Member of Parliament Kakuuto
- Incumbent
- Assumed office 25 May 2026
- President: Yoweri Kaguta Museveni
- Preceded by: Geoffrey Lutaaya

Regional Whip of Southwestern Buganda Region NRM

Personal details
- Born: Kaka Lubega Ismail Uthman 1 June 1980 (age 46)
- Citizenship: Uganda
- Party: National Resistance Movement
- Occupation: Business Man, politician, Islamic scholar
- Known for: Politics Member of the 12th Parliament of Uganda

= Kaka Lubega Ismail Uthuman =

Ugandan Politician

Kaka Lubega Ismail Uthuman (born 1 June 1980) is a member of the 12th parliament of the Republic of Uganda, affiliated with the National Resistance Movement (NRM), representing Kakuuto Constituency in Kyotera District.

== Biography ==
In 2009, He graduated with a Bachelor's in Islamic Studies and Arabic language from the Islamic University of Medina.
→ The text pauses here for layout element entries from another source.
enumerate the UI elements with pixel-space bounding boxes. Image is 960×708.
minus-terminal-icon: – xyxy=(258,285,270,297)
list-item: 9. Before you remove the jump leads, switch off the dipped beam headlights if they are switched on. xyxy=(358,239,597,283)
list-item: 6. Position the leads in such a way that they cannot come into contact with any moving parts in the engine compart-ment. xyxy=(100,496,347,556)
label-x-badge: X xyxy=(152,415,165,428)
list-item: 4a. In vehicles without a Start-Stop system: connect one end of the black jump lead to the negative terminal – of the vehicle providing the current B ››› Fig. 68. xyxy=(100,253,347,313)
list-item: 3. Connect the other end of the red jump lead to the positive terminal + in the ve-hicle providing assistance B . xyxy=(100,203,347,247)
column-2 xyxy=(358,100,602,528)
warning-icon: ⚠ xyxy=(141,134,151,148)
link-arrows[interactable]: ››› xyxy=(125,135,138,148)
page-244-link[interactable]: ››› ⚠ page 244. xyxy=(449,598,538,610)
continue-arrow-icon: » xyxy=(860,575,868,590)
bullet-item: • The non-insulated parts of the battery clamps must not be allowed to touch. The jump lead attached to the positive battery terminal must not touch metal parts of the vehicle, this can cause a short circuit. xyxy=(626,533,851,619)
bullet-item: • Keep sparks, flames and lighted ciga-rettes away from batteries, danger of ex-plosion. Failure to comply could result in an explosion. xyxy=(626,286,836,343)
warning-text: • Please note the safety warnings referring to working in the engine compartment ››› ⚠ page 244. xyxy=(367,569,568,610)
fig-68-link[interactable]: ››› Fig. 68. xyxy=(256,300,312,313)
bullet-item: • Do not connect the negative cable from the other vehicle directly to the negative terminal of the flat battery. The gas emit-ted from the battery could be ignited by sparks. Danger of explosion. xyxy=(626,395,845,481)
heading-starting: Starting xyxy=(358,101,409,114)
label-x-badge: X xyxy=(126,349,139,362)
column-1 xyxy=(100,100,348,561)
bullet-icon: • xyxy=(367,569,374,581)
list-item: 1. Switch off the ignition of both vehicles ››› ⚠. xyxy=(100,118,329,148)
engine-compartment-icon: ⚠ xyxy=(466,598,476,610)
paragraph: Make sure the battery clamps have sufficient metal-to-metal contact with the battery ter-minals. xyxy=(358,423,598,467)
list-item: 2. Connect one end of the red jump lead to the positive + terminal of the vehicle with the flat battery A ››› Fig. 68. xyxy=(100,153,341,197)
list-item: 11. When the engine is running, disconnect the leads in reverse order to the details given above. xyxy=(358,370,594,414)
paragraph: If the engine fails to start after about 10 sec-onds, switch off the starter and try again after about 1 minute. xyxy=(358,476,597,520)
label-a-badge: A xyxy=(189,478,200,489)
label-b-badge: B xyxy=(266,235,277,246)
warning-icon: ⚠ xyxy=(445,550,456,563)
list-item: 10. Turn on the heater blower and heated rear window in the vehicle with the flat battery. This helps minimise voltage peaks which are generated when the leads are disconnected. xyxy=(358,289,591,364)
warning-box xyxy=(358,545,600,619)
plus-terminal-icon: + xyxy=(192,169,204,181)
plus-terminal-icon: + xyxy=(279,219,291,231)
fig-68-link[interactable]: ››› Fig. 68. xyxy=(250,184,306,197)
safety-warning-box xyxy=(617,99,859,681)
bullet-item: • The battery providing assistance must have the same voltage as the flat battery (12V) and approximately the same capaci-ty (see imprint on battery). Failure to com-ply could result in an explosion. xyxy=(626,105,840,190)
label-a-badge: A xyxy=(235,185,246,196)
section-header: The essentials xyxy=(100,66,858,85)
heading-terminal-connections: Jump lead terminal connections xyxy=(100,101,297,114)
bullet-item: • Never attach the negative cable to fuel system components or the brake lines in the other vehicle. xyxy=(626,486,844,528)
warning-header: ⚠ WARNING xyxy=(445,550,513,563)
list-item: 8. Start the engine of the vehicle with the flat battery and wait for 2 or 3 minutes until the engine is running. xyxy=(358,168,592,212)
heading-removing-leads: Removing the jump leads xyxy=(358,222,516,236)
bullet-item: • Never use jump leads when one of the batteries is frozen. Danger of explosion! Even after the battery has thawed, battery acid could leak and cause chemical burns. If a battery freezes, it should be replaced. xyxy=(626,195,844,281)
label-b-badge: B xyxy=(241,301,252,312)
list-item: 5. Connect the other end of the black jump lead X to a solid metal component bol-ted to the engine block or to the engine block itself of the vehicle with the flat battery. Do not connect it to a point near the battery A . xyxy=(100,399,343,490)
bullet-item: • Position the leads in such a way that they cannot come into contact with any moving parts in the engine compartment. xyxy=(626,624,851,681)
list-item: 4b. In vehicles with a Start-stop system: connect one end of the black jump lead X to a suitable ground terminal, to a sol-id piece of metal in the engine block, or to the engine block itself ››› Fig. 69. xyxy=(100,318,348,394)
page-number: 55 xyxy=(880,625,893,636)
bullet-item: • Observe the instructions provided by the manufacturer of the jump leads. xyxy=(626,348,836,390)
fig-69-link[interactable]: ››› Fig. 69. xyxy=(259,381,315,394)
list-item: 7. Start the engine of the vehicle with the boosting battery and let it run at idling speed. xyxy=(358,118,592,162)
In 2003, attained a Diploma in Journalism from Azzaytuna University, Tarahona, Libya.

In 2021, he contested for the seat of Member of Parliament for Kakuuto Constituency, where he came 4th with the race won by the National Unity Platform (NUP) candidate Geofrey Lutaaya.

In 2026, He came back to the race where he won the election to represent the constituency after being backed as the NRM flag bearer.